En ce qui concerne le fond, son approche est éclairante dans la mesure où l’on remonte de la chute du communisme et des totalitarisme pour arriver à la lutte actuelle contre le terrorisme. Cela permet de ne pas dissocier tout à fait les événements. Lorsqu’il cite Rummel, selon qui, le nombre d’hommes tués par leur propre gouvernement (environ 150 millions) dépasserait de loin toutes les conflits inter-étatiques du XXe siècle, même les guerres mondiales ou civiles, cela permet de s’interroger sur ce que nous considérons vraiment comme horreurs et guerres principales.
Son approche du Droit International Public comme remplacement du symbole d’une autorité spirituelle qui jugerait justes ou injustes les causes est intéressante dans un premier temps mais trouvent ses limites dans le fait que ce droit ne puisse être réellement une instance supérieures, puisque créée de facto par les Etats.
D’autre part, la dialectique du bourgeois et du barbare est à questionner, notamment dans le potentiel de violence et de répression que possèdent les Etats qu’ils qualifient appartenir au monde occidental ou bourgeois.
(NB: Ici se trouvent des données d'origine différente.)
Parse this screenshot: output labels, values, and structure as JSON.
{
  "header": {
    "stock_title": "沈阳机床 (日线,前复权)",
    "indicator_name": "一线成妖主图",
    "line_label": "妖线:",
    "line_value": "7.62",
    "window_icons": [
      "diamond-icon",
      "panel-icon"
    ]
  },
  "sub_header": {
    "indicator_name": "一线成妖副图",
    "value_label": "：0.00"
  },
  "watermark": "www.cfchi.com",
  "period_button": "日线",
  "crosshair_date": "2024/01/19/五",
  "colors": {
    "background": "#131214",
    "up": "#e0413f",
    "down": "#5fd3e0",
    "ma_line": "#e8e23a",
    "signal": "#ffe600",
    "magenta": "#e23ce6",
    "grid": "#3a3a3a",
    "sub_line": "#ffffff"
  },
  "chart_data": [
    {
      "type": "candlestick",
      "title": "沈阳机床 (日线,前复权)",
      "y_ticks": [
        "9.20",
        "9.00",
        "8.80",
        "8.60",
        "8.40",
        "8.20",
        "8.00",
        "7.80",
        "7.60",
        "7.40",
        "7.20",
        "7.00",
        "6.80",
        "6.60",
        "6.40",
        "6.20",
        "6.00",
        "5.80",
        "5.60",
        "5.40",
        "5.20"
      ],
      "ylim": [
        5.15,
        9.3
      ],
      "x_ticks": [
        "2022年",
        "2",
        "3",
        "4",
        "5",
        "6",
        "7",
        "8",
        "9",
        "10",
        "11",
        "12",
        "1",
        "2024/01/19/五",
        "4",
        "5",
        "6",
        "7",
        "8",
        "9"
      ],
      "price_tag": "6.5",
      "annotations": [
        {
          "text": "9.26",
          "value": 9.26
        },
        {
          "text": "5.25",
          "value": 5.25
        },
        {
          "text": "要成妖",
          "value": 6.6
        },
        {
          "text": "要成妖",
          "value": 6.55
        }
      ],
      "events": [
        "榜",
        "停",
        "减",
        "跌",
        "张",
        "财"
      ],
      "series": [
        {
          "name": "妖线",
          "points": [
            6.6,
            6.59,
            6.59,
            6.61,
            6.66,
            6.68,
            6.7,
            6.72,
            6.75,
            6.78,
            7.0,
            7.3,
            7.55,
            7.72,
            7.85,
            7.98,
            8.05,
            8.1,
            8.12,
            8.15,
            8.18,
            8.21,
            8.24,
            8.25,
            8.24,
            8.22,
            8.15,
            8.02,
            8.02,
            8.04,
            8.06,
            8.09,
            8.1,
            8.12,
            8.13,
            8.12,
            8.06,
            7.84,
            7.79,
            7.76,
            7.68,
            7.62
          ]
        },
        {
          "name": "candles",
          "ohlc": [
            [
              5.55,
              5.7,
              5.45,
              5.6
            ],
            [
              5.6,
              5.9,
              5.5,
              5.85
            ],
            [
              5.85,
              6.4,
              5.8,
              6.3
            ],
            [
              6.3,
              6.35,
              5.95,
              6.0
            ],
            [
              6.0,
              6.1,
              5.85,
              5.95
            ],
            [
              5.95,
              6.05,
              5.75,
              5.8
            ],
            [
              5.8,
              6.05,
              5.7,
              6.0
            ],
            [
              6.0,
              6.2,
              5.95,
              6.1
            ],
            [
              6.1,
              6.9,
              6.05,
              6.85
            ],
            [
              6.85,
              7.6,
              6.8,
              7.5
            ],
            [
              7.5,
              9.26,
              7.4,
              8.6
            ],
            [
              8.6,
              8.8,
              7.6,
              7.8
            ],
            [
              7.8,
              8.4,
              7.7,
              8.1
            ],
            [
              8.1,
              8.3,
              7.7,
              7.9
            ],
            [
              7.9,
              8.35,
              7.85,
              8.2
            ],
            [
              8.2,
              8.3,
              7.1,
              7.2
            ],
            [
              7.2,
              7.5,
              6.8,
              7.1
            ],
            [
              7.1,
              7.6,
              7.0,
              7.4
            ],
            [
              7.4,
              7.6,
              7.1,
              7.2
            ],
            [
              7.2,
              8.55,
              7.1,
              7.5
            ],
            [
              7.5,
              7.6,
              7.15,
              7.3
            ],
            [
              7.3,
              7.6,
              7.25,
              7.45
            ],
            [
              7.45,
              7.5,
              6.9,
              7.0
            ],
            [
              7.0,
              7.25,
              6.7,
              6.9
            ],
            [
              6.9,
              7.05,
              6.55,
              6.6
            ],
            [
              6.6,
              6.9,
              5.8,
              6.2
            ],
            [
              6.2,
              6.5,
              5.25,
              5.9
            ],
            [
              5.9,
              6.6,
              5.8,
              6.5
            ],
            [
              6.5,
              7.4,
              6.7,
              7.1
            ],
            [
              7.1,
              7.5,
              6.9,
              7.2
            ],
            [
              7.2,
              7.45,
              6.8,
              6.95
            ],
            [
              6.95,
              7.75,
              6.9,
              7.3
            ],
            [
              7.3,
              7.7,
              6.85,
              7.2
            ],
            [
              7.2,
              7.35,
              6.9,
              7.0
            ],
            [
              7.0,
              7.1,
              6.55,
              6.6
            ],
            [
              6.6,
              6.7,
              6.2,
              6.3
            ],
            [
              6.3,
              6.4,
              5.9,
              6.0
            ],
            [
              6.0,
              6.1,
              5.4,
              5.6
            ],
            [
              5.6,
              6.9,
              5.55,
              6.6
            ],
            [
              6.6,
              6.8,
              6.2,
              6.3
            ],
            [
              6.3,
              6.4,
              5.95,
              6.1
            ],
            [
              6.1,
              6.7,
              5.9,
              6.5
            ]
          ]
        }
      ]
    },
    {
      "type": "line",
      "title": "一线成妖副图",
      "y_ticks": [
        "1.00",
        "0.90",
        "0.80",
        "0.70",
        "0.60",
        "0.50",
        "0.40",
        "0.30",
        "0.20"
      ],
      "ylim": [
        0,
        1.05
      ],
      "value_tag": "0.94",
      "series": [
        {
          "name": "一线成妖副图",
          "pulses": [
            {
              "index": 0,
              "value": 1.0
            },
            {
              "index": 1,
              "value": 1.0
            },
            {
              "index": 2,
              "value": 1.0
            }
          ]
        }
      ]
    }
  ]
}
Il met un peu cela en avant en parlant de la babarisation du bourgeois et de l’embourgeoisement du barbare mais cela pourrait certainement être un peu plus approfondi.
Enfin, le caractère de son œuvre s’inscrit certainement dans les questionnements qu’elle laisse à l’esprit une fois l’œuvre terminée. Peut-on faire le mal en vue du bien ? Comment lutter contre les crimes à l’encontre des droits de l’homme sans pour autant déclencher de nouvelles guerres, voire même de nouveaux génocides ? La Terreur et l’Empire semble donc être une base essentielle pour comprendre les nouveaux enjeux et défis contemporains.